Low-Cost Deepfake Video Detection With H.264 Motion Vectors

About the author

Picture of Martin Anderson

Martin Anderson

I'm Martin Anderson, a writer occupied exclusively with machine learning, artificial intelligence, big data, and closely-related topics, with an emphasis on image synthesis, computer vision, and NLP.

Share This Post

If you have ever watched a movie in relatively low resolution, you may have noticed that non-moving parts of the video seem ‘static’ and painted in comparison to sections of the image that feature movement. This is the effect of re-saving the source file with an optimized video codec – a lossy compression algorithm, which throws away as much information as possible in order to reduce the size of a movie or TV episode video down from multiple gigabytes to a more manageable size that’s suitable for streaming or for storing on local media.

For this reason, during a sustained and fixed shot of (for instance) a person in front of a wall, the ‘wall’-data is likely to be repeated multiple times in order to keep the final file size low, along with numerous other tricks that the codec performs to obtain an optimal balance between quality and file-size:

4 x 4 to 16 x 16 DCT transforms at work in codec compression. In the image on the right, we can see highlighted the areas which require extra information in each frame to convey continuous movement. The black areas change very little in this frame sequence, and thus may 'borrow' data from previous or future frames, instead of bulking up the video file with redundant information. Source: https://www.researchgate.net/figure/First-image-of-the-TABLE-sequence-using-4-x-4-to-16-x-16-DCT-transforms-intra-coded_fig1_224725106
4 x 4 to 16 x 16 DCT transforms at work in codec compression. In the image on the right, we can see highlighted the areas which require extra information in each frame to convey continuous movement. The black areas change very little in this frame sequence, and thus may 'borrow' data from previous or future frames, instead of bulking up the video file with redundant information. Source: https://www.researchgate.net/figure/First-image-of-the-TABLE-sequence-using-4-x-4-to-16-x-16-DCT-transforms-intra-coded_fig1_224725106

In modern and popular codecs such as the ubiquitous H.264, this process is effected by the evaluation of Motion Vectors (MVs). In the image above, we can see a static representation of the (black) areas that are economically ‘repeated’ from other frames.

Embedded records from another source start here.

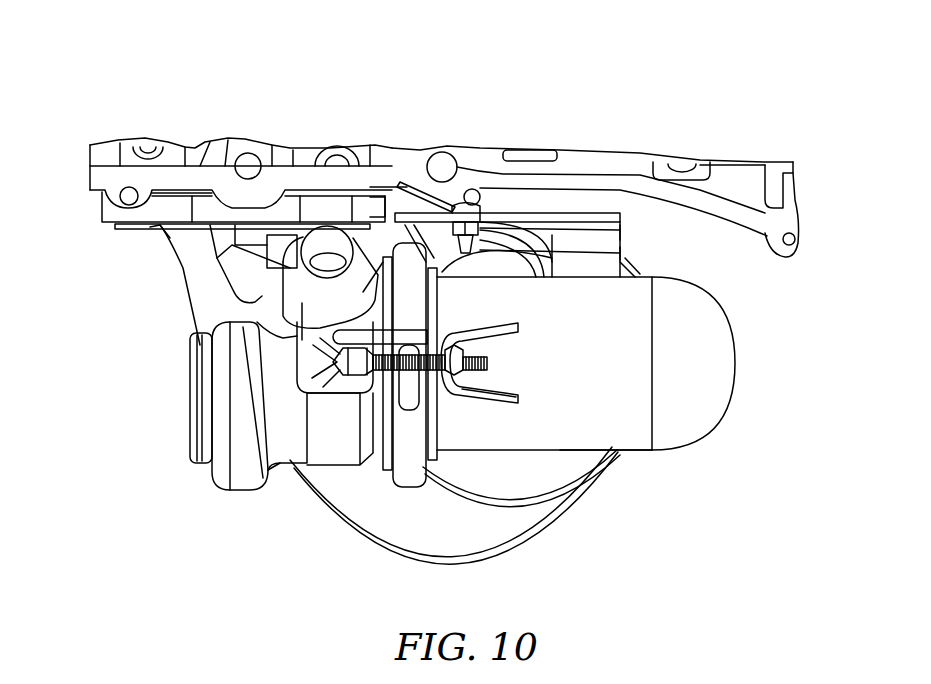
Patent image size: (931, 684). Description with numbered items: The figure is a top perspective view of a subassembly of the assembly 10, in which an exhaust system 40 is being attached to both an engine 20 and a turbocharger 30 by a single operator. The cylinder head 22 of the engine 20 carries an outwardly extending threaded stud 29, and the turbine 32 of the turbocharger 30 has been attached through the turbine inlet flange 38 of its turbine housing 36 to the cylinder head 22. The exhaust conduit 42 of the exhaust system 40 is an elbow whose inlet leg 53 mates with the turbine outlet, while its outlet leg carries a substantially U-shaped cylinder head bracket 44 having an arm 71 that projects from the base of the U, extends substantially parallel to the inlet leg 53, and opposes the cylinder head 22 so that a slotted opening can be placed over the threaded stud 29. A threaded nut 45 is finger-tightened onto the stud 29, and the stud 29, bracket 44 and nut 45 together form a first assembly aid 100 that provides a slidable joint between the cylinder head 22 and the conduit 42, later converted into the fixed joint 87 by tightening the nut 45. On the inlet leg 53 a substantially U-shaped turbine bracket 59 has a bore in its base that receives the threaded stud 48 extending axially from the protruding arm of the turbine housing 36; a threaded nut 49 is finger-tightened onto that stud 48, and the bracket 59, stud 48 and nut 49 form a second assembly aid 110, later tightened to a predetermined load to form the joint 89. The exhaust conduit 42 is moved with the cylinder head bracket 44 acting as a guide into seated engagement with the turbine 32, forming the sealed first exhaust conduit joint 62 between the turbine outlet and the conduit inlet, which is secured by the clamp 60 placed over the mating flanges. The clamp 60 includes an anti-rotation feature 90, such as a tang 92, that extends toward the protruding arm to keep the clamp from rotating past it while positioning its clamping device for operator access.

The assembly 10 is at (137, 483).
The engine 20 is at (554, 150).
The cylinder head 22 is at (567, 161).
The threaded stud 29 is at (620, 253).
The turbocharger 30 is at (197, 481).
The turbine 32 is at (237, 491).
The turbine housing 36 is at (277, 455).
The turbine inlet flange 38 is at (160, 228).
The exhaust system 40 is at (747, 316).
The exhaust conduit 42 is at (750, 356).
The cylinder head bracket 44 is at (629, 221).
The threaded nut 45 is at (620, 230).
The threaded stud 48 is at (488, 365).
The threaded nut 49 is at (462, 352).
The inlet leg 53 is at (628, 433).
The turbine bracket 59 is at (483, 393).
The clamp 60 is at (388, 473).
The first exhaust conduit joint 62 is at (403, 489).
The arm 71 is at (438, 204).
The joint 87 is at (458, 205).
The joint 89 is at (455, 340).
The anti-rotation feature 90 is at (372, 321).
The tang 92 is at (332, 337).
The first assembly aid 100 is at (423, 212).
The second assembly aid 110 is at (497, 379).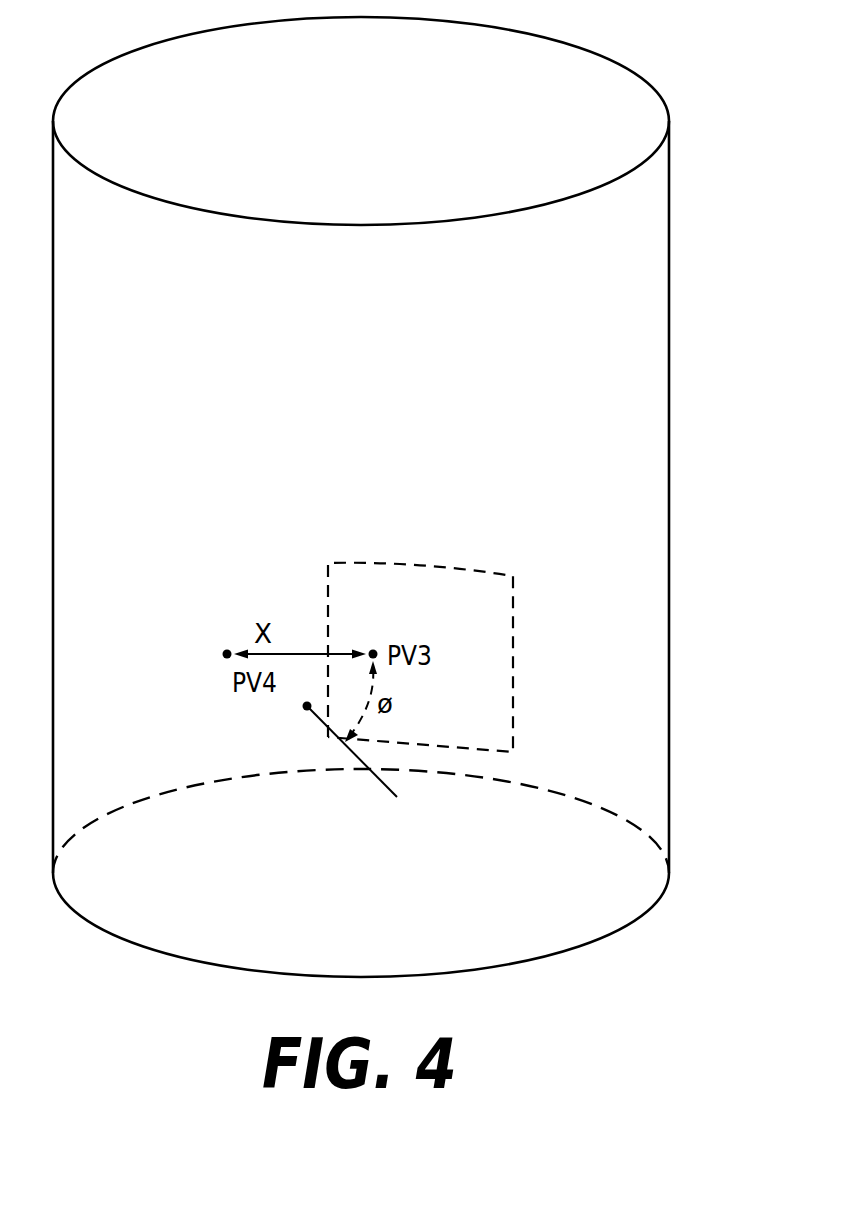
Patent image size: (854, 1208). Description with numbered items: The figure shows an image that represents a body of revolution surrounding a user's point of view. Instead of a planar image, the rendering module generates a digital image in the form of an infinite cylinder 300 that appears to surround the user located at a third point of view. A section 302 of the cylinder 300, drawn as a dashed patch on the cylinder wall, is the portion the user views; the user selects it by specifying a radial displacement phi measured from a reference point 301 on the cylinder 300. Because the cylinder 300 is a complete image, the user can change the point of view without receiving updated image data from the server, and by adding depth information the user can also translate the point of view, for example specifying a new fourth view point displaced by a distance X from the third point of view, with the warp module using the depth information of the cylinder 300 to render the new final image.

The cylinder 300 is at (641, 237).
The reference point 301 is at (307, 706).
The section 302 is at (437, 633).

In the image below, we can see a temporal representation of how the need to spend data on movement can play out over a video clip, with the directional arrows indicating areas of the screen where new data must be written, and where old data cannot be re-used:

Arrows indicate movement over time – for these areas, the codec is going to have to spend some data. Where there is no movement, it can re-use data from adjacent frames. Source: https://www.researchgate.net/figure/A-typical-Motion-Vector-Map-in-H264-encoding-procedure_fig2_221449884
Arrows indicate movement over time – for these areas, the codec is going to have to spend some data. Where there is no movement, it can re-use data from adjacent frames. Source: https://www.researchgate.net/figure/A-typical-Motion-Vector-Map-in-H264-encoding-procedure_fig2_221449884

Motion vectors have a number of applications in computer vision besides compressing movies and TV shows. In static video feeds, where the system is expecting zero change in the content of the video, any such movement becomes recognized as a potential and dynamic object, which can facilitate the detection of novel objects, people, and animals.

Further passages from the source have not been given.